Proving $\lim_{n\to \infty}\int_0^\pi\frac{\sin\left(nx\right)}{1+x^2}dx=0 $
$$\lim_{n\to \infty}\int_0^\pi\frac{\sin\left(nx\right)}{1+x^2}dx=0 $$
I consider if it can be solved by other methods without Riemann lemma. I try my best to do it as follow:
Let $t=nx$ $$\lim_{n\to \infty}\int_0^\pi\frac{\sin\left(nx\right)}{1+x^2}dx$$ \begin{eqnarray} &=&\lim_{n\to \infty}\int_0^{n\pi}\frac{\sin\left(t\right)}{1+(\frac{t}{n})^2}d\frac{t}{n}\\ &=&\lim_{n\to \infty}\int_0^{n\pi}\frac{n\sin\left(t\right)}{n^2+t^2}dt\\ &=&\lim_{n\to \infty}\sum_{k=0}^{k=n-1}\int_{k\pi}^{(k+1)\pi}\frac{n\sin\left(t\right)}{n^2+t^2}dt\\ \end{eqnarray}
Then I can not go on. Who can tell me how to prove it? Thank you.

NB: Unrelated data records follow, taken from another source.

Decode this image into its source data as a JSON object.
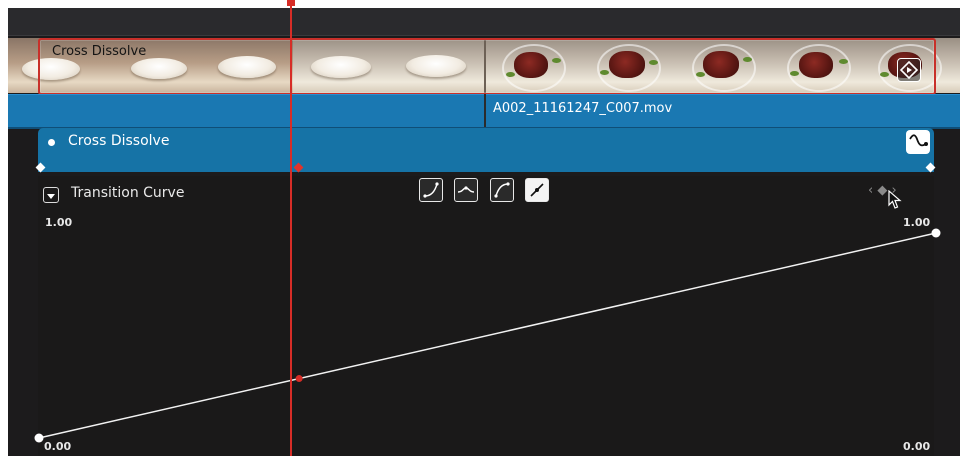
{
  "transition": {
    "name": "Cross Dissolve"
  },
  "clip": {
    "filename": "A002_11161247_C007.mov"
  },
  "inspector": {
    "effect_name": "Cross Dissolve",
    "curve_section_label": "Transition Curve",
    "curve_modes": [
      "ease-in-icon",
      "ease-in-out-icon",
      "ease-out-icon",
      "linear-icon"
    ],
    "active_mode": "linear-icon",
    "keyframe_nav": "‹ ◆ ›"
  },
  "graph": {
    "y_max_label_left": "1.00",
    "y_max_label_right": "1.00",
    "y_min_label_left": "0.00",
    "y_min_label_right": "0.00",
    "curve_start_value": 0.0,
    "curve_end_value": 1.0,
    "playhead_fraction": 0.29
  },
  "colors": {
    "accent_blue": "#1673a6",
    "clip_blue": "#1a78b2",
    "playhead_red": "#d72d27"
  }
}
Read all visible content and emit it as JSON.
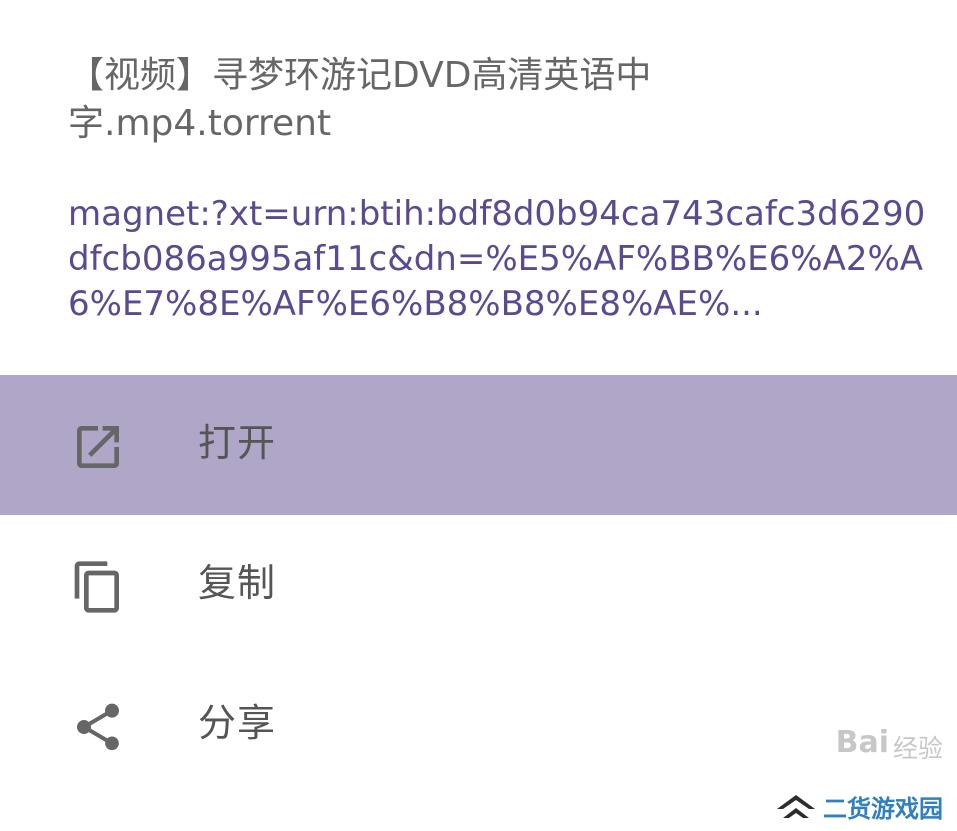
{
  "share_sheet": {
    "file_title": "【视频】寻梦环游记DVD高清英语中\n字.mp4.torrent",
    "magnet_link": "magnet:?xt=urn:btih:bdf8d0b94ca743cafc3d6290dfcb086a995af11c&dn=%E5%AF%BB%E6%A2%A6%E7%8E%AF%E6%B8%B8%E8%AE%...",
    "menu_items": [
      {
        "label": "打开",
        "icon": "open-in-new-icon",
        "highlighted": true
      },
      {
        "label": "复制",
        "icon": "copy-icon",
        "highlighted": false
      },
      {
        "label": "分享",
        "icon": "share-icon",
        "highlighted": false
      }
    ]
  },
  "watermark": {
    "baidu": "Bai",
    "jingyan": "经验",
    "brand": "二货游戏园"
  },
  "colors": {
    "highlight_bg": "#afa6c8",
    "link": "#5b4a90",
    "text": "#666666",
    "icon": "#666666",
    "watermark_brand": "#2f7fc1"
  }
}
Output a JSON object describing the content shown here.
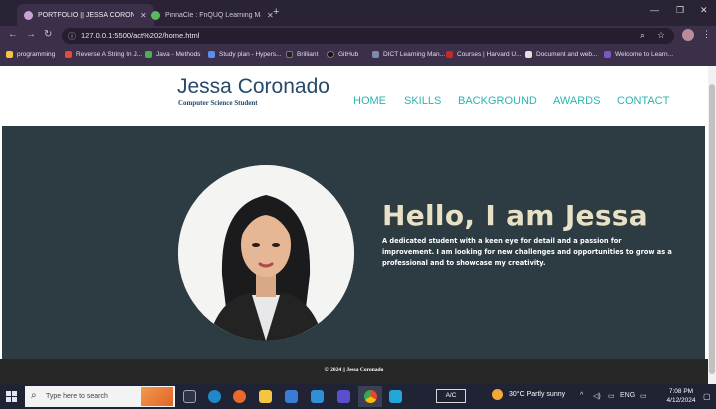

Integration by parts is enough:
$$\int_{0}^{\pi}\frac{\sin(nx)}{1+x^2}\,dx =\left.\frac{\frac{1}{n}(1-\cos(nx))}{1+x^2}\right|_{0}^{\pi}+\frac{1}{n}\int_{0}^{\pi}\frac{2x\,(1-\cos(nx))}{(1+x^2)^2}\,dx,\tag{1}$$ so: $$\left|\int_{0}^{\pi}\frac{\sin(nx)}{1+x^2}\,dx\right|\leq\frac{1}{n}\left(\frac{2}{\pi^2+1}+\frac{2\pi^2}{\pi^2+1}\right)=\frac{2}{n}.\tag{2}$$ Using the Cauchy-Schwarz inequality to bound the second integral in $(1)$, it is possible to improve the last inequality up to: $$\left|\int_{0}^{\pi}\frac{\sin(nx)}{1+x^2}\,dx\right|\leq\frac{1}{n}\left(\frac{2}{\pi^2+1}+\sqrt{\frac{3\pi}{2}\int_{0}^{\pi}\frac{4x^2}{(1+x^2)^4}\,dx}\right)<\frac{14}{9n}.\tag{3}$$
Consider your integral over two successive half-periods $$\int_{t=k\pi}^{k\pi+\pi}\frac{n\sin t}{n^2+t^2}dt+\int_{t=k\pi+\pi}^{k\pi+2\pi}\frac{n\sin t}{n^2+t^2}dt =\int_{t=k\pi}^{k\pi+\pi}\left(\frac{n\sin t}{n^2+t^2}-\frac{n\sin t}{n^2+(t+\pi)^2}\right)dt\\ =\int_{t=k\pi}^{k\pi+\pi}\frac{n(2\pi t+\pi^2)\sin t}{(n^2+t^2)(n^2+(t+\pi)^2)}dt=O(\frac1{n^2}).$$ The whole integral is $O(\frac1n)$.